Irish Examiner view: An empowering educational consolidation

The Munster Technological University — an amalgamation of Cork Institute of Technology and the Institute of Technology Tralee — will serve more than 18,000 students across six physical campuses
Irish Examiner view: An empowering educational consolidation

Mitchelstown students from Ballyporeen: Free school bus transport and secondary education were among the dynamics introduced in the 1960s by then minister for education Donogh O'Malley to radicalise the hopes and aspirations of the young in the Sixties. 

Nothing has changed and lifted this society as comprehensively as education. The announcement, more than 50 years ago, by then minister for education Donogh O'Malley that all schooling up to Intermediate Certificate would be free and that buses would be provided to bring rural students to their nearest school was the Rubicon moment in Irish society and education. 

That revolutionary decision in the democratisation of opportunity led, in time, to profound, once-unimaginable social change. 

That many of the first generation to benefit from that inclusion, that new opportunity, now enjoys a secure retirement more than vindicates the 1969 innovation even if there was and is much more to it than that.

That process continues today with the formal establishment of Munster's technological university. 

An amalgamation of Cork Institute of Technology and the Institute of Technology Tralee the new entity will serve more than 18,000 students across six physical campuses with the potential to serve many more online. 
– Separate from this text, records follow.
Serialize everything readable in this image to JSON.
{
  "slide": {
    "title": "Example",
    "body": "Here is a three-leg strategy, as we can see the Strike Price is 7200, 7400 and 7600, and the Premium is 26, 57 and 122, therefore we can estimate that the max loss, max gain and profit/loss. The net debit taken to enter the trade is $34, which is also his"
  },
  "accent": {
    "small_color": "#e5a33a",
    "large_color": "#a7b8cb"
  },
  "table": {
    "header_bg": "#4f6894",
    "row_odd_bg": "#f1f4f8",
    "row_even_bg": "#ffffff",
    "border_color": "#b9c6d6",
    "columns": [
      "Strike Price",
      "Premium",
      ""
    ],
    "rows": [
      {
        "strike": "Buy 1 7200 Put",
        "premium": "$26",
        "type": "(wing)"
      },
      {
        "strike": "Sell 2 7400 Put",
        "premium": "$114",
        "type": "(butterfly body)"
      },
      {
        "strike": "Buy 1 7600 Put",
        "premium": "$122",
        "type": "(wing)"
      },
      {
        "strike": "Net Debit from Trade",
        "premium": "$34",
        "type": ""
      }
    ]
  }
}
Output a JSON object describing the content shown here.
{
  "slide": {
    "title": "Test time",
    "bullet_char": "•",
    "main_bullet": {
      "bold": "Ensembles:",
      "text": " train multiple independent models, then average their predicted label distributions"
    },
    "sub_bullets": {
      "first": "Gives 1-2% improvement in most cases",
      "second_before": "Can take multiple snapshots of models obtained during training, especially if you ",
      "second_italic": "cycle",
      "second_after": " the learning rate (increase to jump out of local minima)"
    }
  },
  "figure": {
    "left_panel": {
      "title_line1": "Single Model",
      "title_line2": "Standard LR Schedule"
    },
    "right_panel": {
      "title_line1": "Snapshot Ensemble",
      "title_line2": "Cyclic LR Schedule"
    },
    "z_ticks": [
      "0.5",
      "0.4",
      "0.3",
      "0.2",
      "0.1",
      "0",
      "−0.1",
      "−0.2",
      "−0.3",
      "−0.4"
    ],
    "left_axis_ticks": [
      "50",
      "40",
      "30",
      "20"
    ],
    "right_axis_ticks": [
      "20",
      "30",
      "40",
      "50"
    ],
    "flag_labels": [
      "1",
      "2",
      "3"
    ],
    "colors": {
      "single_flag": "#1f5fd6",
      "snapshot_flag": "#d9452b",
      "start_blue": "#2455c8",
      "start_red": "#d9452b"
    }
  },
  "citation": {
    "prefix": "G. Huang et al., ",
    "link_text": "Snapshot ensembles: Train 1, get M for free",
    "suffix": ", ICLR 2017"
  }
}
The range of education offered, everything from chemical engineering, cybersecurity and violin performance is as comprehensive as the opportunity it offers to the region.

The university will be led by Professor Maggie Cusack who has, as she should, set a high bar: "I think there’s a huge opportunity here. Ultimately, to become one of the great European technological universities."

That may seem close enough to corporate over-reach but then so too did O'Malley's ambition all those years ago. 

There is no reason to believe that the very welcome, new university will not, like that 1969 game-changer, have a profundly positive impact. Let us all hope it does.